The question actually comes from the allegation that CPS is isomorphic to "direct" expression. I cannot recall where I saw this allegation, so was looking for a confirmation.

Then if they are not isomorphic, it means one of the ways is "more expressive"?

[juan-gandhi.livejournal.com]

Most probably, yes.

[sassa-nf.livejournal.com]

meaning, one of them is more expressive?

[juan-gandhi.livejournal.com]

That's what I would expect.

I think continuation is like a closure, double adjunction. Generalized points.

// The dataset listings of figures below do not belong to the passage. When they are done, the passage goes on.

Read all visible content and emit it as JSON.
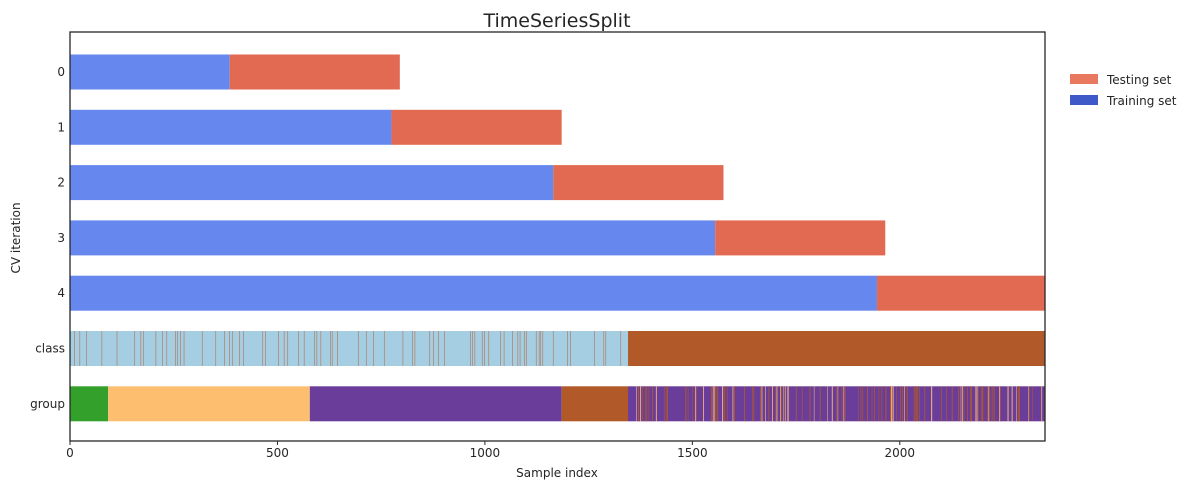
{
  "chart_data": {
    "type": "bar",
    "title": "TimeSeriesSplit",
    "xlabel": "Sample index",
    "ylabel": "CV iteration",
    "xlim": [
      0,
      2350
    ],
    "xticks": [
      0,
      500,
      1000,
      1500,
      2000
    ],
    "grid": false,
    "legend_position": "top-right, outside plot",
    "legend": [
      {
        "label": "Testing set",
        "color": "#e8785e"
      },
      {
        "label": "Training set",
        "color": "#4059c9"
      }
    ],
    "colors": {
      "training": "#6688ee",
      "testing": "#e26a52",
      "class_0": "#a6cee3",
      "class_1": "#b15928",
      "group_0": "#33a02c",
      "group_1": "#fdbf6f",
      "group_2": "#6a3d9a",
      "group_3": "#b15928"
    },
    "rows": [
      {
        "label": "0",
        "train": [
          0,
          385
        ],
        "test": [
          385,
          795
        ]
      },
      {
        "label": "1",
        "train": [
          0,
          775
        ],
        "test": [
          775,
          1185
        ]
      },
      {
        "label": "2",
        "train": [
          0,
          1165
        ],
        "test": [
          1165,
          1575
        ]
      },
      {
        "label": "3",
        "train": [
          0,
          1555
        ],
        "test": [
          1555,
          1965
        ]
      },
      {
        "label": "4",
        "train": [
          0,
          1945
        ],
        "test": [
          1945,
          2350
        ]
      }
    ],
    "class_row": {
      "label": "class",
      "segments": [
        {
          "start": 0,
          "end": 1345,
          "class": 0,
          "note": "mostly class 0 with scattered class 1 samples"
        },
        {
          "start": 1345,
          "end": 2350,
          "class": 1
        }
      ]
    },
    "group_row": {
      "label": "group",
      "segments": [
        {
          "start": 0,
          "end": 92,
          "group": 0
        },
        {
          "start": 92,
          "end": 578,
          "group": 1
        },
        {
          "start": 578,
          "end": 1185,
          "group": 2
        },
        {
          "start": 1185,
          "end": 1345,
          "group": 3
        },
        {
          "start": 1345,
          "end": 2350,
          "group": "mixed"
        }
      ]
    }
  }
}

[sassa-nf.livejournal.com]

Actially, it is just me getting confused.

Here we are not talking about an isomorphism ((A→⊥)→⊥)→A (from which booleanness would follow). Here we are talking about a _family_ of functions. That is, the type is also an input:

CPS transform is an isomorphism: ((X : Type)→(A→X)→X)→A

(Note it isn't a value of type X as the first argument, but the type X)

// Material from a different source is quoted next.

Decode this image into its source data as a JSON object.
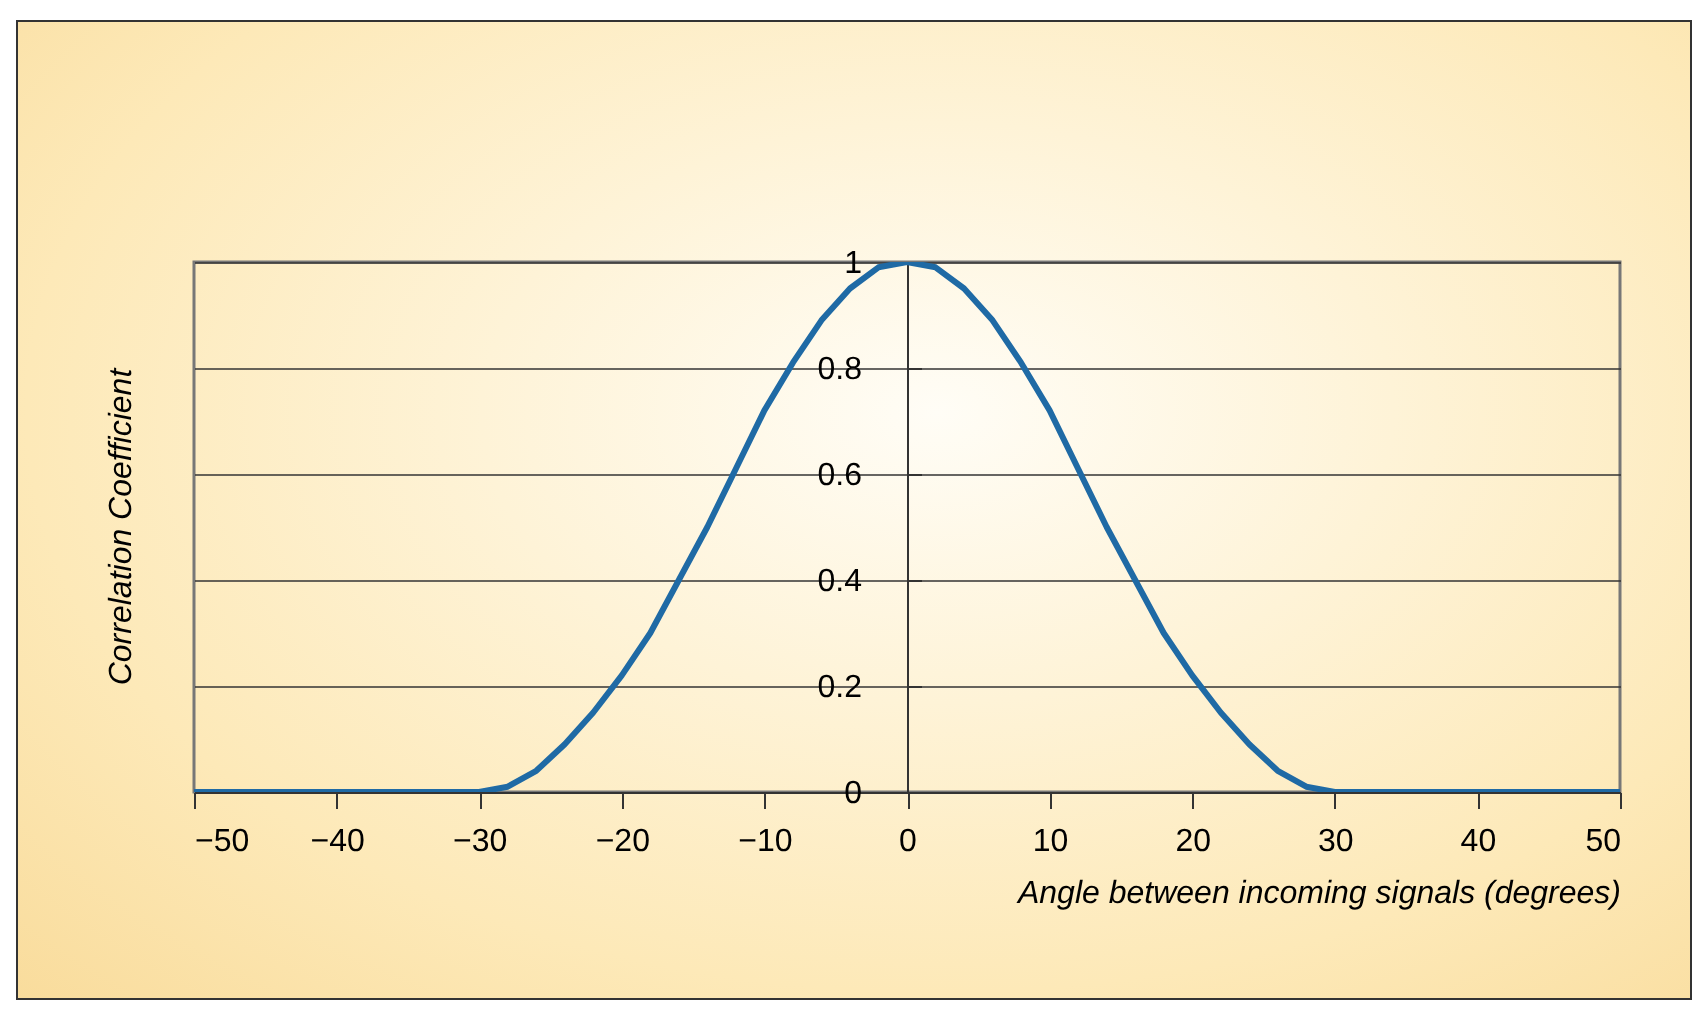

[zeit-raffer.livejournal.com]

Wadler says yes. His free theorems guarantee...

[sassa-nf.livejournal.com]

Does this mean Hask type system is boolean then?

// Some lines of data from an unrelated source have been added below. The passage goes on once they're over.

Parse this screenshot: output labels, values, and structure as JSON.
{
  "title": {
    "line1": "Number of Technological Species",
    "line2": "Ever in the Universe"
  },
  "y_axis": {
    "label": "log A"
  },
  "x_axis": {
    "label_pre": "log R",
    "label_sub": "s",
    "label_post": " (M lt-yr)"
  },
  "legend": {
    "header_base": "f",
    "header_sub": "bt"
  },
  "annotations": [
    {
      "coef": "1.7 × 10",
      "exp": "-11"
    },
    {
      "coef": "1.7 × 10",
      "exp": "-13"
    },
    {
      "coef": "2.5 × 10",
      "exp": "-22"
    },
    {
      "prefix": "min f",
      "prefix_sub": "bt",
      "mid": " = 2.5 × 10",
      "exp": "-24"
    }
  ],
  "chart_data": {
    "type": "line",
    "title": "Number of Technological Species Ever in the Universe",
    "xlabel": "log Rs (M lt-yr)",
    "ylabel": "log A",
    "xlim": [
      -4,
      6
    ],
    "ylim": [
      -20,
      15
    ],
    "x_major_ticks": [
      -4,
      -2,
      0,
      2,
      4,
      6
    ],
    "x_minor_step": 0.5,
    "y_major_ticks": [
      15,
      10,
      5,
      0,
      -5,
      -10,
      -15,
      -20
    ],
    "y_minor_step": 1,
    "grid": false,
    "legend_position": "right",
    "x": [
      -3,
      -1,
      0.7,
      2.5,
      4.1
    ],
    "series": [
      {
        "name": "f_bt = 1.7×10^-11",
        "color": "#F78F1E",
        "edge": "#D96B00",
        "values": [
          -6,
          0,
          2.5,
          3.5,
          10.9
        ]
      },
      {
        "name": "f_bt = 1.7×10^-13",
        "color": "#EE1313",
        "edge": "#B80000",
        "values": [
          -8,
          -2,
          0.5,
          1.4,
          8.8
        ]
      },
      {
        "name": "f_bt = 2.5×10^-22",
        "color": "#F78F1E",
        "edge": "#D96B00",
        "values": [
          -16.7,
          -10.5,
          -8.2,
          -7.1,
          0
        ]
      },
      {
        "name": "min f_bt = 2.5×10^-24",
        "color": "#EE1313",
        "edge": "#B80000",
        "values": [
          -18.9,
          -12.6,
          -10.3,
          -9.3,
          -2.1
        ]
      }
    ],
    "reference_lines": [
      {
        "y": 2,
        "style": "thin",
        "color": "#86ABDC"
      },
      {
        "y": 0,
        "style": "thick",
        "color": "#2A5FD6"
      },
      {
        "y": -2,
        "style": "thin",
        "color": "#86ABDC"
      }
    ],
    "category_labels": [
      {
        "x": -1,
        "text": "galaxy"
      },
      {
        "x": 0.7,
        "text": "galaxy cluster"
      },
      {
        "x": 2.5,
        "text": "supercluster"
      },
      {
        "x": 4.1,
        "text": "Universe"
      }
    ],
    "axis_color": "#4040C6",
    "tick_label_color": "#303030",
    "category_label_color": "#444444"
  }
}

[zeit-raffer.livejournal.com]

no. it means that expression of cps with a quantifier is a good approximation for Yoneda.

[sassa-nf.livejournal.com]

да, я забыл, это же fast and loose reasoning, а не полная правда.

А как Йонеда в Set выглядит? Вот у нас есть Hom(A,-), тогда Hom(A,⊥) - пустое множество для непустых A. Не наврал? И вот множество стрелок из пустого множества (естественные преобразования) изоморфно множеству, отображающему A?..

[sassa-nf.livejournal.com]

а, тьфу, это же стрелка из пустого множества - одно из значений множества естественных преобразований.

[zeit-raffer.livejournal.com]

also we cannot prove the isomorphism in the underlying type system.